Common Prayer: A Liturgy For Ordinary Radicals, p. 68
How does your time reading scripture differ from your time reading other literature? I used to go about it very much the same, sitting in the same chair as I read my fiction novels and magazines, opening it up in the very same way and just plodding through, reading every word with interest, but not really recognizing it, in practice, as anything different than anything else I read.
I have personally made it a practice to light incense and or/a candle before reading Scripture. And many times (this is more frequent when my children are not home) I will start off in preparing my heart by practicing 15-20 minutes of meditation. It helps clear my thoughts and open my heart to God. Sometimes, especially if I don't have the time or the privacy for silent meditation I will say the Jesus prayer, " Lord Jesus, Son of God, have mercy on me, a sinner.", repeatedly. When I let my mind and heart dwell on these precious words, pregnant with truth, it really helps me open up to the Scriptures with a renewed sense of expectancy and eagerness.
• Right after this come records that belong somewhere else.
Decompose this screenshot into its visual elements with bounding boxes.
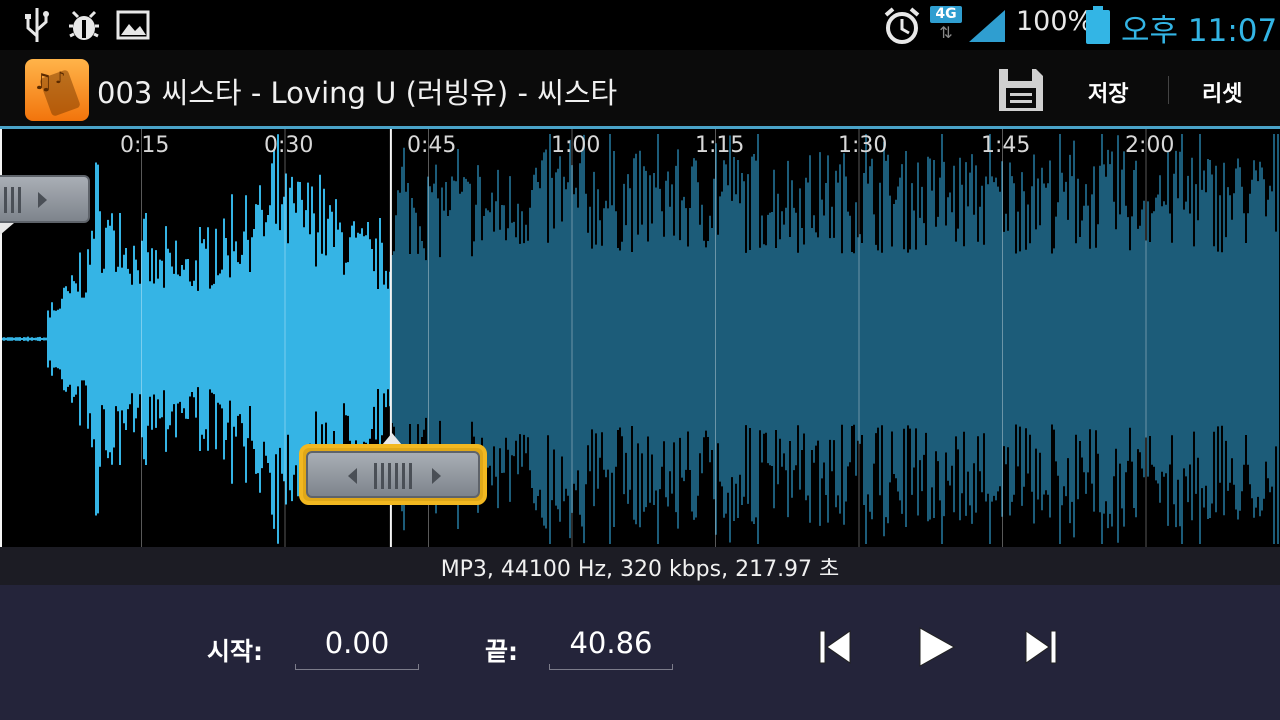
action-divider [1168,76,1169,104]
tick-label: 1:15 [695,133,745,158]
start-marker-pointer [0,223,14,235]
alarm-icon [884,7,920,44]
debug-icon [69,10,99,40]
end-field-underline [549,664,673,670]
waveform-graph [0,129,1279,547]
right-arrow-icon [38,192,47,208]
clock: 오후 11:07 [1121,13,1278,49]
left-arrow-icon [348,468,357,484]
save-icon[interactable] [996,66,1046,114]
reset-button[interactable]: 리셋 [1202,76,1242,108]
tick-label: 1:00 [551,133,601,158]
save-button[interactable]: 저장 [1088,76,1128,108]
tick-label: 0:45 [407,133,457,158]
tick-label: 1:45 [981,133,1031,158]
right-arrow-icon [432,468,441,484]
status-bar: 4G ⇅ 100% 오후 11:07 [0,0,1280,50]
waveform-unselected [391,134,1279,544]
tick-label: 0:15 [120,133,170,158]
start-marker-handle[interactable] [0,175,90,223]
previous-icon [819,630,851,664]
battery-icon [1086,6,1110,44]
svg-text:♫: ♫ [33,70,53,95]
play-icon [919,627,956,667]
play-button[interactable] [912,624,958,670]
file-info-text: MP3, 44100 Hz, 320 kbps, 217.97 초 [440,557,840,582]
previous-button[interactable] [812,624,858,670]
start-label: 시작: [207,637,263,666]
usb-icon [25,8,49,42]
signal-icon [969,10,1005,42]
end-marker-handle[interactable] [299,444,487,505]
start-field-underline [295,664,419,670]
image-icon [116,10,150,40]
end-label: 끝: [485,637,518,666]
start-time-field[interactable]: 0.00 [295,626,419,660]
svg-text:♪: ♪ [55,68,65,87]
4g-icon: 4G ⇅ [930,6,962,44]
song-title: 003 씨스타 - Loving U (러빙유) - 씨스타 [97,76,618,110]
next-icon [1025,630,1057,664]
battery-percent: 100% [1016,6,1094,37]
ringtone-app-icon[interactable]: ♫ ♪ [25,59,89,121]
waveform-view[interactable]: 0:15 0:30 0:45 1:00 1:15 1:30 1:45 2:00 [0,129,1280,547]
tick-label: 1:30 [838,133,888,158]
tick-label: 2:00 [1125,133,1175,158]
tick-label: 0:30 [264,133,314,158]
next-button[interactable] [1018,624,1064,670]
end-time-field[interactable]: 40.86 [549,626,673,660]
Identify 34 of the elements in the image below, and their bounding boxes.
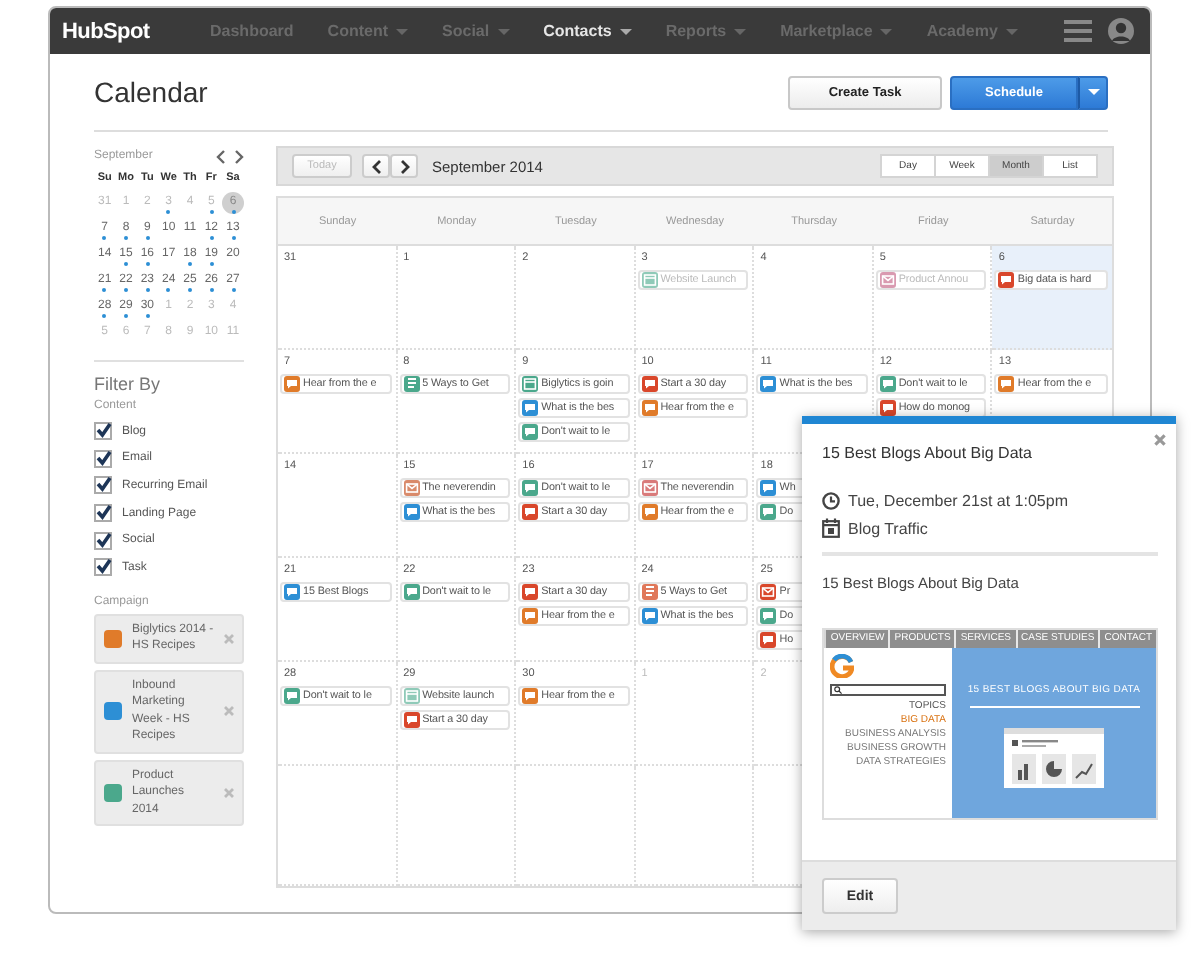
checkbox[interactable]	[94, 476, 112, 495]
logo[interactable]: HubSpot	[62, 19, 178, 43]
chevron-right-icon	[399, 159, 409, 173]
checkbox[interactable]	[94, 531, 112, 550]
caret-icon	[619, 27, 632, 35]
section-title: Filter By	[94, 374, 163, 394]
nav-item[interactable]: Contacts	[543, 22, 632, 40]
avatar-icon[interactable]	[1108, 18, 1134, 44]
caret-icon	[1087, 88, 1099, 96]
caret-icon	[396, 27, 409, 35]
dropdown-button[interactable]	[1078, 75, 1108, 109]
next-button[interactable]	[390, 154, 418, 178]
chevron-right-icon[interactable]	[234, 149, 244, 163]
caret-icon	[880, 27, 893, 35]
event-campaign: Blog Traffic	[848, 519, 928, 537]
checkbox[interactable]	[94, 558, 112, 577]
dashboard-drawing	[1004, 728, 1104, 788]
caret-icon	[497, 27, 510, 35]
checkbox[interactable]	[94, 422, 112, 441]
chevron-left-icon[interactable]	[216, 149, 226, 163]
chevron-left-icon	[371, 159, 381, 173]
search-icon	[834, 686, 842, 694]
page-title: Calendar	[94, 76, 208, 108]
caret-icon	[1005, 27, 1018, 35]
menu-icon[interactable]	[1064, 20, 1092, 42]
calendar-icon	[822, 518, 840, 538]
logo-icon	[830, 654, 854, 678]
close-icon[interactable]	[1154, 434, 1166, 446]
checkbox[interactable]	[94, 504, 112, 523]
previous-button[interactable]	[362, 154, 390, 178]
event-datetime: Tue, December 21st at 1:05pm	[848, 491, 1068, 509]
caret-icon	[734, 27, 747, 35]
clock-icon	[822, 491, 840, 509]
checkbox[interactable]	[94, 449, 112, 468]
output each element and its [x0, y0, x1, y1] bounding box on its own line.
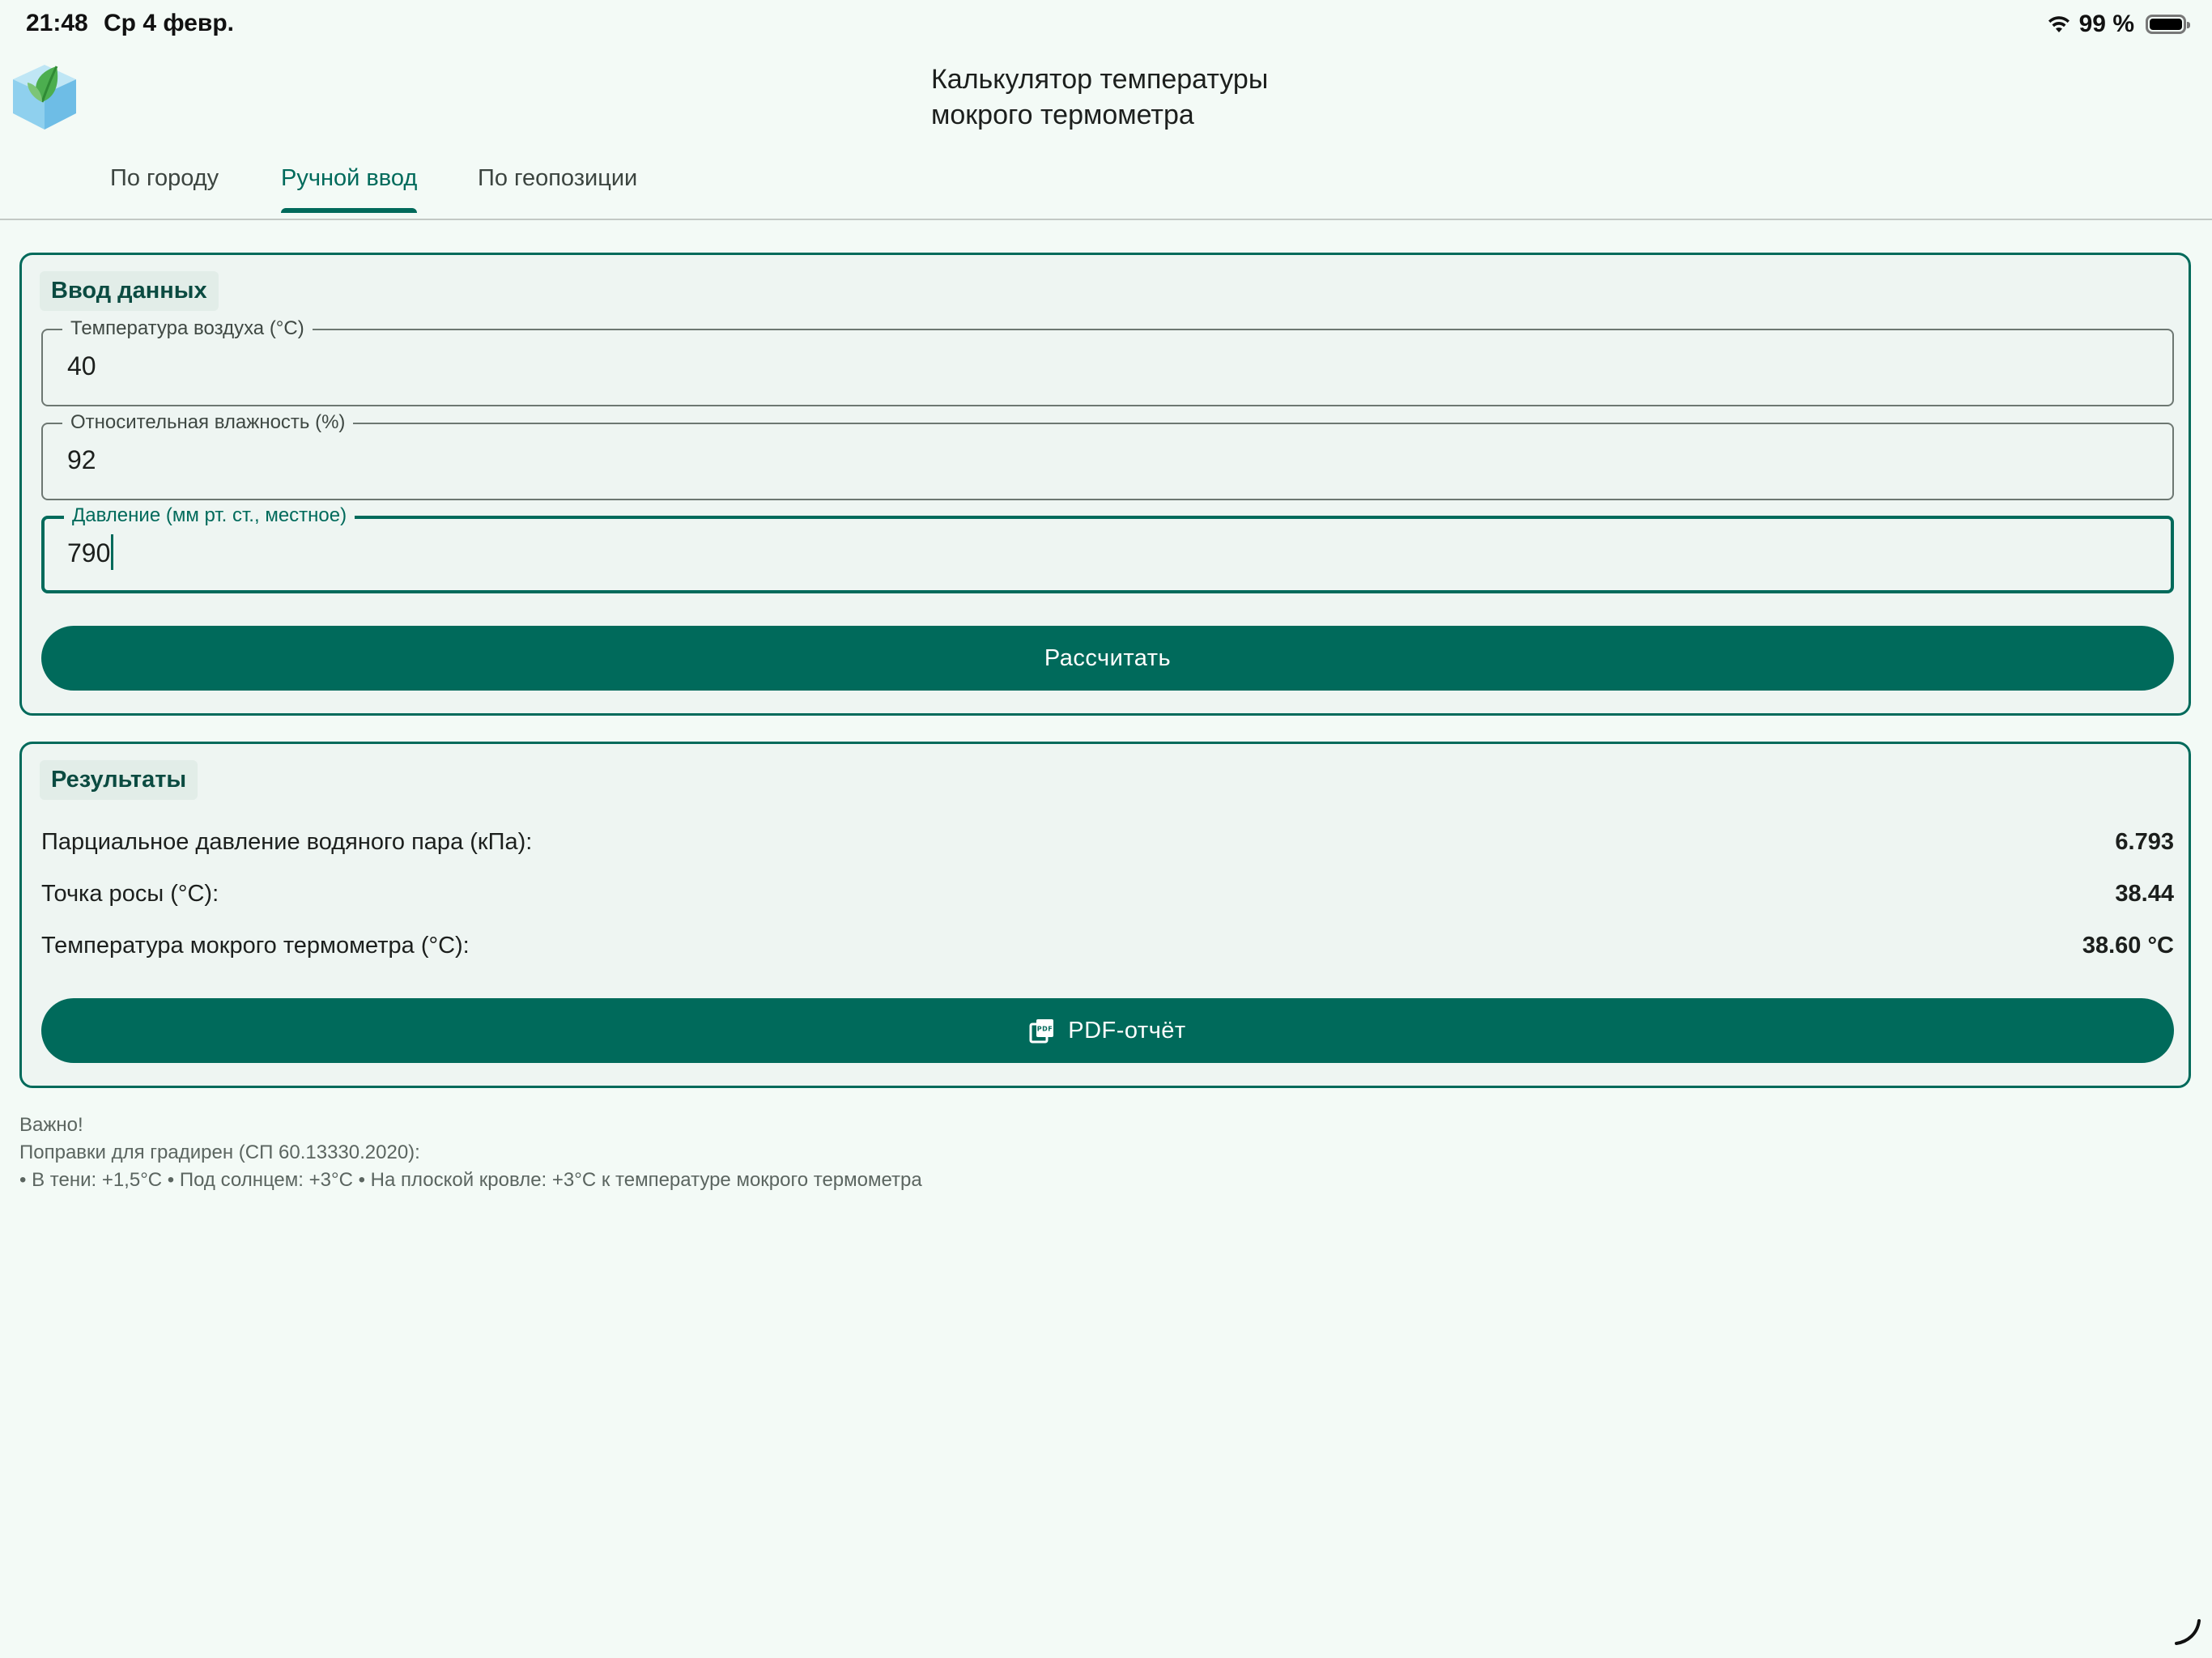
vapor-pressure-value: 6.793 [2115, 829, 2174, 855]
app-logo-icon [13, 65, 76, 130]
result-row-vapor-pressure: Парциальное давление водяного пара (кПа)… [41, 829, 2174, 865]
battery-level [2150, 19, 2182, 30]
pressure-value: 790 [67, 538, 111, 568]
tab-by-city[interactable]: По городу [110, 165, 219, 213]
wet-bulb-label: Температура мокрого термометра (°C): [41, 933, 470, 959]
relative-humidity-value: 92 [67, 445, 96, 474]
status-indicators: 99 % [2047, 8, 2190, 40]
tab-bar: По городу Ручной ввод По геопозиции [0, 154, 2212, 220]
tab-by-geolocation-label: По геопозиции [478, 165, 638, 191]
result-row-wet-bulb: Температура мокрого термометра (°C): 38.… [41, 933, 2174, 968]
tab-by-city-label: По городу [110, 165, 219, 191]
pdf-icon: PDF [1029, 1019, 1054, 1044]
status-date: Ср 4 февр. [104, 10, 234, 36]
air-temperature-value: 40 [67, 351, 96, 380]
wet-bulb-value: 38.60 °C [2082, 933, 2174, 959]
corner-gesture-icon [2175, 1619, 2201, 1645]
wifi-icon [2048, 16, 2069, 32]
dew-point-label: Точка росы (°C): [41, 881, 219, 907]
results-card: Результаты Парциальное давление водяного… [19, 742, 2191, 1088]
relative-humidity-label: Относительная влажность (%) [62, 411, 354, 434]
notes-corrections: • В тени: +1,5°C • Под солнцем: +3°C • Н… [19, 1169, 922, 1191]
tab-manual-input-label: Ручной ввод [281, 165, 418, 191]
pressure-value-container: 790 [67, 534, 114, 570]
vapor-pressure-label: Парциальное давление водяного пара (кПа)… [41, 829, 533, 855]
battery-percent: 99 % [2078, 11, 2134, 37]
calculate-button[interactable]: Рассчитать [41, 626, 2174, 691]
notes: Важно! Поправки для градирен (СП 60.1333… [19, 1112, 922, 1194]
dew-point-value: 38.44 [2115, 881, 2174, 907]
input-card-title: Ввод данных [40, 271, 219, 311]
status-time: 21:48 [26, 10, 88, 36]
page-title-line-1: Калькулятор температуры [931, 64, 1269, 95]
pressure-field[interactable]: Давление (мм рт. ст., местное) 790 [41, 504, 2174, 593]
results-card-title: Результаты [40, 760, 198, 800]
tab-manual-input[interactable]: Ручной ввод [281, 165, 418, 213]
page-title: Калькулятор температуры мокрого термомет… [931, 62, 1385, 133]
result-row-dew-point: Точка росы (°C): 38.44 [41, 881, 2174, 916]
notes-heading: Важно! [19, 1114, 83, 1136]
status-bar: 21:48 Ср 4 февр. 99 % [0, 0, 2212, 52]
pdf-report-label: PDF-отчёт [1068, 1017, 1186, 1044]
air-temperature-label: Температура воздуха (°C) [62, 317, 313, 340]
text-caret [111, 534, 114, 570]
input-card: Ввод данных Температура воздуха (°C) 40 … [19, 253, 2191, 716]
pdf-report-button[interactable]: PDF PDF-отчёт [41, 998, 2174, 1063]
active-tab-indicator [281, 208, 418, 213]
svg-text:PDF: PDF [1037, 1026, 1053, 1033]
air-temperature-field[interactable]: Температура воздуха (°C) 40 [41, 317, 2174, 406]
notes-subheading: Поправки для градирен (СП 60.13330.2020)… [19, 1141, 420, 1163]
pressure-label: Давление (мм рт. ст., местное) [64, 504, 355, 527]
calculate-button-label: Рассчитать [1044, 644, 1172, 671]
relative-humidity-field[interactable]: Относительная влажность (%) 92 [41, 411, 2174, 500]
battery-icon [2146, 15, 2190, 34]
page-title-line-2: мокрого термометра [931, 100, 1194, 130]
tab-by-geolocation[interactable]: По геопозиции [478, 165, 637, 213]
Sometimes I'll say the Lord's Prayer or sing a hymn (that's definitely something I do when nobody is around...nobody needs to hear me sing!).
I definitely have found that prayer, meditation, a hymn sung, are all great ways in helping one clear the mind from distractions and start to focus on the truths of God, opening oneself to experiencing God's presence in more and more ways, and opening the gate that leads the heart to more insights and truths in God through the whispers of the Spirit to the soul, an occurrence that is a blessing one receives from reading Scripture. God does not deny the seeking heart, He always answers when we call. But I've found that it is especially helpful to fine tune the ears of my heart to hear those answers, and I've learned to do it through the ways mentioned. Such ways also show a distinction between reading Scripture and reading other non-sacred texts.
Do you have any way that you've made your Scripture time different and unique from the time you read other things? Are there ways that help you define that time as sacred? As a time being alone with God and receiving the spiritual manna all of our souls hunger for? If so...please share!